Book recommendation: Guises of Desire is the beautifully told story of one of the best known patients with a psychogenic and dissociative disorder

guisesThe time and place: Vienna, Austria in the 1800’s.  The main character of the story is real: Bertha Pappenheim (AKA Anna O). In Guises of Desire, the author, Hilda Reilly, recounts Bertha’s intense years living with these psychogenic symptoms using a wonderful combination of solid research and imagination.  Ms. Reilly descriptions of Bertha’s variety of psychogenic symptoms including a persistent cough, paralysis, sporadic difficulty hearing, blindness, and regressions to childlike speech as well as switches from one language are impeccable.

In it, Bertha, a wealthy young Jewish woman comes down with a mysterious illness that over time produces new and different medically unexplainable symptoms. Her doctor, Dr. Breuer, diagnoses her with “hysteria” which would now be called conversion disorder or functional neurological symptoms disorder (FNSD). Some of her episodes appear clearly dissociative.  Treatment includes hypnosis and then a new form of therapy called the ‘talking cure’ or what we might now call “talk therapy”.

Although Bertha’s story occurred well over 100 years ago, many current patients may see themselves reflected in her symptoms, her emotional struggles, and the incomprehension that occurs in society, family, and the health field when encountering this complex mental health condition.

The ingredients for a conversion disorder are clear.  Bertha is growing up in a highly repressive society in which women have few options other than marriage and child bearing.  She has a marvelous intellect and potential but she knows that in all likelihood this beautiful capacity will be quashed by social expectations.  Add to this mix now that she is forced by her mother to take over the night shift of caring for her very ill father (parts of his illness are repulsive to someone who is not trained to work with blood and gore).  It is not surprising that she becomes traumatized by this experience and soon after develops a variety of medically unexplained symptoms (MSUs).

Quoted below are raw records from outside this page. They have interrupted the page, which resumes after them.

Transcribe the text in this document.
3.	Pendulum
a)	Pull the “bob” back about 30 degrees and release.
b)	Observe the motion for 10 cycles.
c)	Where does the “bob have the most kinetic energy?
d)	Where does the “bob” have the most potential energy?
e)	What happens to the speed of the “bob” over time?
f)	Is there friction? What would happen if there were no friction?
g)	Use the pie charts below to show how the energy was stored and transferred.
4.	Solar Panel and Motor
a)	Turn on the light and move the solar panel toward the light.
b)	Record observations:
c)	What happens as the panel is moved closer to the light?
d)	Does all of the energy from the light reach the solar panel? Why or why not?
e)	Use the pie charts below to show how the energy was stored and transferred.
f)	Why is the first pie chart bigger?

I have just finished reading Guises of Desire by Hilda Reilly (in a day and a half because I could not put it down). As a clinical psychologist who works with patients diagnosed with psychogenic non-epileptic seizures, a form of conversion disorder, and someone who studied the case of Anna O way back in college and graduate school, this book is an absolute pleasure. It not only brings this case study to life but it also gives Bertha the voice that did not come through in the sterilized case report (Studies on Hysteria).

In closing, I could not help but wonder what might have been of Bertha had she been treated with some of the newer trauma-focused approaches we now have at our disposal as therapists. But that we will never know… (This is not a spoiler because you have to read the book to see what happens to her life-it might surprise you).